今のところ、Cloudflareが物議を醸すサイトを定期的に削除するつもりがないことは明らかだ。問題は、プリンス氏によるとインターネットリクエストの「約10%」を処理する同社が、時に相反する言論の自由と反ナチズムという価値観のバランスをどう取るかだ。一般に信じられていることとは反対に、合衆国憲法修正第一条にはヘイトスピーチに対する例外規定はなく、ネオナチも他のすべての人と同様の保護を受けている。
しかし、だからといって、CloudflareがThe Daily Stormerのようなサイトにサービスを提供しなければならないわけではありません。合衆国憲法修正第一条の保護は米国政府に始まり、政府に終わります。民間企業は、ほぼあらゆる理由でサービスを停止することができます。プリンス氏はブログ記事の中で、Cloudflareの利用規約では「当社のネットワークのユーザーを当社の独自の裁量で停止する」ことが認められていると述べています。同社はこの権限の行使を避けてきましたが、プリンス氏は、The Daily Stormerが「当社が彼らのイデオロギーを密かに支持していると主張した」ため、Cloudflareに反論を迫ったと述べています。彼は次のように述べています。

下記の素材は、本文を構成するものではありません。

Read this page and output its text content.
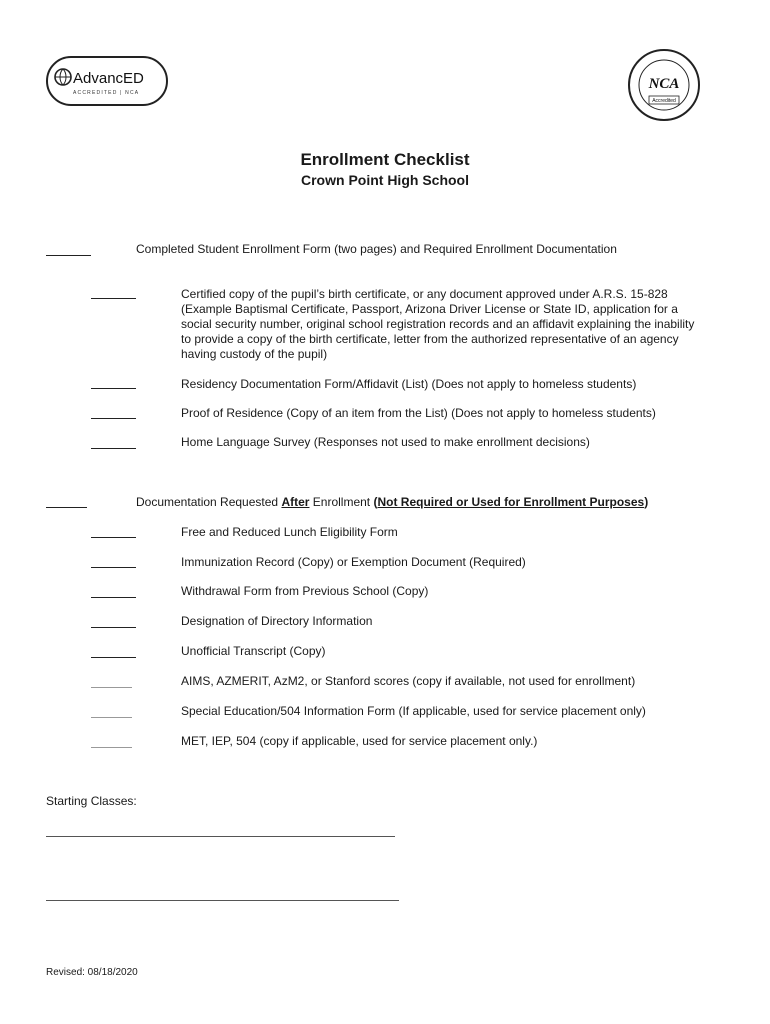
AdvancED
ACCREDITED | NCA
NCA
Accredited
Enrollment Checklist
Crown Point High School
Completed Student Enrollment Form (two pages) and Required Enrollment Documentation
Certified copy of the pupil’s birth certificate, or any document approved under A.R.S. 15-828 (Example Baptismal Certificate, Passport, Arizona Driver License or State ID, application for a social security number, original school registration records and an affidavit explaining the inability to provide a copy of the birth certificate, letter from the authorized representative of an agency having custody of the pupil)
Residency Documentation Form/Affidavit (List) (Does not apply to homeless students)
Proof of Residence (Copy of an item from the List) (Does not apply to homeless students)
Home Language Survey (Responses not used to make enrollment decisions)
Documentation Requested After Enrollment (Not Required or Used for Enrollment Purposes)
Free and Reduced Lunch Eligibility Form
Immunization Record (Copy) or Exemption Document (Required)
Withdrawal Form from Previous School (Copy)
Designation of Directory Information
Unofficial Transcript (Copy)
AIMS, AZMERIT, AzM2, or Stanford scores (copy if available, not used for enrollment)
Special Education/504 Information Form (If applicable, used for service placement only)
MET, IEP, 504 (copy if applicable, used for service placement only.)
Starting Classes:
Revised: 08/18/2020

私たちのチームは、検閲に関する正しい方針について、長年にわたり綿密に議論を重ねてきました。多くの人々と同様に、私たちも長年、こうした憎悪に満ちた人々に対して憤りを感じてきましたが、法律を遵守し、ネットワークとしてコンテンツ中立を保ってきました。しかし、Cloudflareによる今回の秘密裏の支援の主張を受けて、中立を保つことは不可能となりました。
DDoS攻撃の件数と効果の増加に伴い、こうした問題は、インターネット上で誰が意見を表明できるかという点にますます大きな影響を与えるでしょう。Cloudflareのようなサービスは、オンライン上でどのような発言を残し、どのような発言を残しないかを効果的に制御するでしょう。これは大きな責任であり、その責任をどのように行使すべきかは必ずしも明確ではありません。
ナサニエル・モットは、Tom's Hardware US のフリーランスのニュースおよび特集記事ライターであり、最新ニュース、セキュリティ、テクノロジー業界の最も面白い側面などを扱っています。